In the example above, we do a simple symbolic execution to see that the program is in fact just adding 4 to the input. This would have been very hard to detect using regular testing and even with some kinds of static analysis.

2.1. Symbolic Values

As mentioned above, a symbolic value is a formulae explaining how to calculate a value from inputs. We use symbols to indicate an input.

You can consider symbolic values as very simple programs or expressions, which are easy to do further analysis on.

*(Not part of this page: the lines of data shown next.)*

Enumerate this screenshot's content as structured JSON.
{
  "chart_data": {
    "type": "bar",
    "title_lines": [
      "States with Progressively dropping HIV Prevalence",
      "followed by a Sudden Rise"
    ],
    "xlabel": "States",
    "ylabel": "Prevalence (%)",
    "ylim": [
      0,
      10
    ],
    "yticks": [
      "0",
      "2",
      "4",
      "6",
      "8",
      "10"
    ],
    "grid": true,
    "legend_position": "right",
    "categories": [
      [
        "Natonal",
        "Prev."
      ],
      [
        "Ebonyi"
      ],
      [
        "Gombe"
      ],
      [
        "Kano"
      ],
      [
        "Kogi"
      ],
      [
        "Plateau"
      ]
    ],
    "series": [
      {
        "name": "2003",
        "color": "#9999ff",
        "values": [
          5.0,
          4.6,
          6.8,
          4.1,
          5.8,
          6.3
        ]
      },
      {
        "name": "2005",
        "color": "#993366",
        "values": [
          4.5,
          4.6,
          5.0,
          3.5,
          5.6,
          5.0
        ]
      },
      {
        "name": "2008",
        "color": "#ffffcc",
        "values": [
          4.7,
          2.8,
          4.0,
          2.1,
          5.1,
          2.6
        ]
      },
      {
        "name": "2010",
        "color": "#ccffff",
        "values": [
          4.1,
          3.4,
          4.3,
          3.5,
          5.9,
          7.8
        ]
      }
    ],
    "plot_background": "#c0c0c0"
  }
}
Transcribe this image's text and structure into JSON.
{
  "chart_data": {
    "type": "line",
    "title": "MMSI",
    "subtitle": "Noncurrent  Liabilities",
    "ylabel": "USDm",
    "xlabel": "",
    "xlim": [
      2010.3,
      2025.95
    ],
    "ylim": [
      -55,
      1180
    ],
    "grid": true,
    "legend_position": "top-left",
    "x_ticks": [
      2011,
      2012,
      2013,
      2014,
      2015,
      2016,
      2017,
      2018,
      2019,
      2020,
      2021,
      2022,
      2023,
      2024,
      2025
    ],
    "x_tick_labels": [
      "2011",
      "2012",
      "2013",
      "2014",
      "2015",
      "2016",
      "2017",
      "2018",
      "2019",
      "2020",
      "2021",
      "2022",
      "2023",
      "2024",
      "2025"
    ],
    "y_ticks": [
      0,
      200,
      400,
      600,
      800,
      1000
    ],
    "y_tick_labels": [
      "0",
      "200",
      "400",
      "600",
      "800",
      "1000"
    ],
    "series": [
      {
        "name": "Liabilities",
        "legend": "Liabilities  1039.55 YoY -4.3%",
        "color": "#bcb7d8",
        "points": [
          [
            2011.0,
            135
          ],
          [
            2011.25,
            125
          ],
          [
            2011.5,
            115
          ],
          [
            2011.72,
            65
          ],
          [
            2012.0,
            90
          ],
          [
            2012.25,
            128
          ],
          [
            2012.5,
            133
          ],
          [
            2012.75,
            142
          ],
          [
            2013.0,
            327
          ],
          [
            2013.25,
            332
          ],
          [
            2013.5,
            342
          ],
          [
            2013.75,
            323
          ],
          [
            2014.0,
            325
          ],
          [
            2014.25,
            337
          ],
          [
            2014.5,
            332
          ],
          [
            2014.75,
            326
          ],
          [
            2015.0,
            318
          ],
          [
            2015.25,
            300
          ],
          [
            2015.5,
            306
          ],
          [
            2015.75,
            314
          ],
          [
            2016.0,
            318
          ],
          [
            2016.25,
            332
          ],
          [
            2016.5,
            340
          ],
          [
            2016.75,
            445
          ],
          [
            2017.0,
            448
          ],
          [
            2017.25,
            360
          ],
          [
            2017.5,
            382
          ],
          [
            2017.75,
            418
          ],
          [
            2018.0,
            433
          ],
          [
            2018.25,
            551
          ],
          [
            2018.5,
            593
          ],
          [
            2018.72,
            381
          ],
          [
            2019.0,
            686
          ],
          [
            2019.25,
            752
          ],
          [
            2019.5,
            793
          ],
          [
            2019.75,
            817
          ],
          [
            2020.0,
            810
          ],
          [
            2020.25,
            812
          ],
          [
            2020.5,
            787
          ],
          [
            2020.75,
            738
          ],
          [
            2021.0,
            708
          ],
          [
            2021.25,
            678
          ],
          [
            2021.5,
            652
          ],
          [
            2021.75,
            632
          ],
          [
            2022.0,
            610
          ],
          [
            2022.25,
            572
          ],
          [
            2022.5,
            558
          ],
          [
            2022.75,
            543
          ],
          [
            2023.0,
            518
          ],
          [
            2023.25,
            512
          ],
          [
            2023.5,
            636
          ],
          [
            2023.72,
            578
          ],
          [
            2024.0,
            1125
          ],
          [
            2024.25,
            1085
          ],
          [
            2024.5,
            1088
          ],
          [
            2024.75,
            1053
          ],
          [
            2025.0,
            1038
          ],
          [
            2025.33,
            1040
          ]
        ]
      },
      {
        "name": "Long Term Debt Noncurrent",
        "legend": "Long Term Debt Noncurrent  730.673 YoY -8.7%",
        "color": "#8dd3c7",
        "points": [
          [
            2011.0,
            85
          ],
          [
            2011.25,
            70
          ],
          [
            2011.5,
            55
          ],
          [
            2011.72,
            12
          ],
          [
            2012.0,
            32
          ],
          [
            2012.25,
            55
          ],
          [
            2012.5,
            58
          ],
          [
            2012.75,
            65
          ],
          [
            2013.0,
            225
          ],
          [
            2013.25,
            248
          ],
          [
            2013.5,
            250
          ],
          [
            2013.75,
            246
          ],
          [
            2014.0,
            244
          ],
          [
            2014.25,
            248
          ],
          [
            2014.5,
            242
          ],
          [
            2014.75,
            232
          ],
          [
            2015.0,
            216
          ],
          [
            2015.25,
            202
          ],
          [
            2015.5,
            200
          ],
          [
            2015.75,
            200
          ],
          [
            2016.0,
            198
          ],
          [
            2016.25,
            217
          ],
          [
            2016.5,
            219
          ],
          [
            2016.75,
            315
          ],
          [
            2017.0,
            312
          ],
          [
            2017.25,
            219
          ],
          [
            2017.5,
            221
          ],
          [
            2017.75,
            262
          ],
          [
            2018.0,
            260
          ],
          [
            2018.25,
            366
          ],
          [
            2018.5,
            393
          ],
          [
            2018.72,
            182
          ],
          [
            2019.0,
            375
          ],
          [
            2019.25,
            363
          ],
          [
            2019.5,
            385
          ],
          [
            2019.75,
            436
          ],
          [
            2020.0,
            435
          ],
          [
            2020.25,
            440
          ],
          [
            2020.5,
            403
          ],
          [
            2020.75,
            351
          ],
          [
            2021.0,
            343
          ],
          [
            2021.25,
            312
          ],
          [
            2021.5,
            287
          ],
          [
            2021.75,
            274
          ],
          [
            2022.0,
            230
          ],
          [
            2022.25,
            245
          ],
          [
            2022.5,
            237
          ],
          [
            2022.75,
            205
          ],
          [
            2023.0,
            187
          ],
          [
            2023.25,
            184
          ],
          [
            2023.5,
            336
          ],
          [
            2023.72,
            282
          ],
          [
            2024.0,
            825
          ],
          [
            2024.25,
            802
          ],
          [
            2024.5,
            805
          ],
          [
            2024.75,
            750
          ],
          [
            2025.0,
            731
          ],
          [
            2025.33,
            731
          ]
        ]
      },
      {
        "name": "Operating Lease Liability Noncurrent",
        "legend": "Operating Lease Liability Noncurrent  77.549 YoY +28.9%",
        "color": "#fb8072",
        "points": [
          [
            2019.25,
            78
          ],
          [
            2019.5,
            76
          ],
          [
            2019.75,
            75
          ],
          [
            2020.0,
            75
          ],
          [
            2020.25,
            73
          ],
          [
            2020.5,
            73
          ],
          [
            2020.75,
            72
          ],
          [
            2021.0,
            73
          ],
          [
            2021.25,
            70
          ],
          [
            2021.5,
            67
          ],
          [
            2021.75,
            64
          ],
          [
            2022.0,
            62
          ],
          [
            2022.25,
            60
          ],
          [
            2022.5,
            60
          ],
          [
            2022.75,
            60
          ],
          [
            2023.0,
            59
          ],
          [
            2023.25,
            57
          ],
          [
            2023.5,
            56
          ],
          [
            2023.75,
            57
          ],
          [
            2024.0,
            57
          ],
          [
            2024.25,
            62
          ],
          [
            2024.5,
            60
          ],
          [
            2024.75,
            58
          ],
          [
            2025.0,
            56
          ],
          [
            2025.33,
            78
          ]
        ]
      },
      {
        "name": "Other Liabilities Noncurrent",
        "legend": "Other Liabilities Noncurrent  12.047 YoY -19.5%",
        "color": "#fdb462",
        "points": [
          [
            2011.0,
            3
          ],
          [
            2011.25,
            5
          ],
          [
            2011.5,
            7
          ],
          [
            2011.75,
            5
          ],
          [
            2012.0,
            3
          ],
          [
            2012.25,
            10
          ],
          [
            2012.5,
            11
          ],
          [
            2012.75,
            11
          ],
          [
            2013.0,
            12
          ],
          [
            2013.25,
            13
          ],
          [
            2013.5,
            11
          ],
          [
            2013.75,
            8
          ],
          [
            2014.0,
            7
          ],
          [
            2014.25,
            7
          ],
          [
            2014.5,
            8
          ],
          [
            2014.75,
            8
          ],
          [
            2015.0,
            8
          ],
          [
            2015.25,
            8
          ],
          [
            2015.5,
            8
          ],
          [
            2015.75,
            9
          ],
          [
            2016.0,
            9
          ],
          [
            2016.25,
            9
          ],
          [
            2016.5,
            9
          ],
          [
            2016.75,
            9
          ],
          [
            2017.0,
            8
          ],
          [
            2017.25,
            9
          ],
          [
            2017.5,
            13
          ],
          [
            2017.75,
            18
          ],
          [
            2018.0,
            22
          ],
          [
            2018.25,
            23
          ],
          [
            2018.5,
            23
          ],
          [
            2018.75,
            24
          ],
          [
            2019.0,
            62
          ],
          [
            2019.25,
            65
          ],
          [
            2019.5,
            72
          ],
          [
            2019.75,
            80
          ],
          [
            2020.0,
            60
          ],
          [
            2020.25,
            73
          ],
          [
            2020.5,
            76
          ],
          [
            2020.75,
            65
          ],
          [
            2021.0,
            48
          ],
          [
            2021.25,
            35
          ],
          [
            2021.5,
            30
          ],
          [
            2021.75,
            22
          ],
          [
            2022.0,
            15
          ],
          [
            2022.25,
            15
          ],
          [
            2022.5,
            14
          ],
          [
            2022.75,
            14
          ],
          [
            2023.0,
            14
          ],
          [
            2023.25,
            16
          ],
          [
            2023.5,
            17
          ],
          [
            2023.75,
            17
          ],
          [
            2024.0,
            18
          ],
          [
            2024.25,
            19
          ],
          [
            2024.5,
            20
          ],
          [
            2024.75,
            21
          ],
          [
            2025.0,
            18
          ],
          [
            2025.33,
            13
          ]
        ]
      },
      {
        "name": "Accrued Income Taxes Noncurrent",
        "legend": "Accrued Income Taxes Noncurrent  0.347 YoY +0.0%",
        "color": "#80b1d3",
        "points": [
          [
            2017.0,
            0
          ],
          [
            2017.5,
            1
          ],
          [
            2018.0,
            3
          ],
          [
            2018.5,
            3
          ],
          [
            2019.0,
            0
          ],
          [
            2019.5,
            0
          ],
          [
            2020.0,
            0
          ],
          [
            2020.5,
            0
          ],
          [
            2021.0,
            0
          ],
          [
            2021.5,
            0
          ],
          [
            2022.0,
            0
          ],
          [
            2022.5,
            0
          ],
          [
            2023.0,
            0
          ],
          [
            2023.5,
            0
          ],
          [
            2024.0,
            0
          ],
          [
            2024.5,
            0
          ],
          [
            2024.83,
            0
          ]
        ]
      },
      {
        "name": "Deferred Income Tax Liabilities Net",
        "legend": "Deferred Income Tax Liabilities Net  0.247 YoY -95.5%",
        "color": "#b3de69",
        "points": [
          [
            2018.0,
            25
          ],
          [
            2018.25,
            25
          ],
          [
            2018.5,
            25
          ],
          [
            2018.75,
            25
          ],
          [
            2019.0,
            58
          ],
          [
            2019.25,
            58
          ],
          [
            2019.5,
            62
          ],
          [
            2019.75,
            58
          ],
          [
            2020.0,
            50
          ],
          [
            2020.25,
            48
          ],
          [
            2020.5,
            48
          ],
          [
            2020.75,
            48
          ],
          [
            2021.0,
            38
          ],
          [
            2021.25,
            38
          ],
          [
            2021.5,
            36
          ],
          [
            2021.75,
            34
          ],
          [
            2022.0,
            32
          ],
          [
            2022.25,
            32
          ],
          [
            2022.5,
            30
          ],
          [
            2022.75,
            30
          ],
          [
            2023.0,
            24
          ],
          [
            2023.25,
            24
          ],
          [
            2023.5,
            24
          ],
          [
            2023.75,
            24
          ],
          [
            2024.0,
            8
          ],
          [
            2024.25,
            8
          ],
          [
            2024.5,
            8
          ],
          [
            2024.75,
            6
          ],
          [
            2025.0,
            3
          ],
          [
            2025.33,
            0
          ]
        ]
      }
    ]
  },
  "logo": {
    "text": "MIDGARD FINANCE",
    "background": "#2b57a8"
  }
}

For example, assuming the input $i$ is 42, then the concrete value of $i+2-10$ is $34$, while the symbolic value is $i-8$. We can use z3 to simplify symbolic values for us using the z3.simplify command.

>>> import z3
>>> i = z3.Int("i")
>>> e = i + 2 - 10
>>> print(e)
i + 2 - 10 
>>> print(z3.simplify(e))
-8 + i 

This is very useful as for loops can add a lot of $((x+1)+1)+1$ to your symbolic expressions:

>>> i = z3.Int("i")
>>> for r in range(10):
...     i = i + 1
... 
>>> print(i)
i + 1 + 1 + 1 + 1 + 1 + 1 + 1 + 1 + 1 + 1

>>> i = z3.Int("i")
>>> for r in range(10):
...     i = z3.simplify(i + 1)
... 
>>> print(i)
10 + i

2.2. Path Constraints

When analysing real program we quickly face a problem, executions have context. If we first check if a variable $x$ is less than $10$, and it is true then we know that in this branch $x<10$. This is called a path constraint, as individual values does not hold this information, but the full context of the path does. We can denote a symbolic execution like $\psi ⊢\sigma$, where $\psi$ is the path constraints and $\sigma$ is the symbolic state, which is often a mapping from variables to symbolic values.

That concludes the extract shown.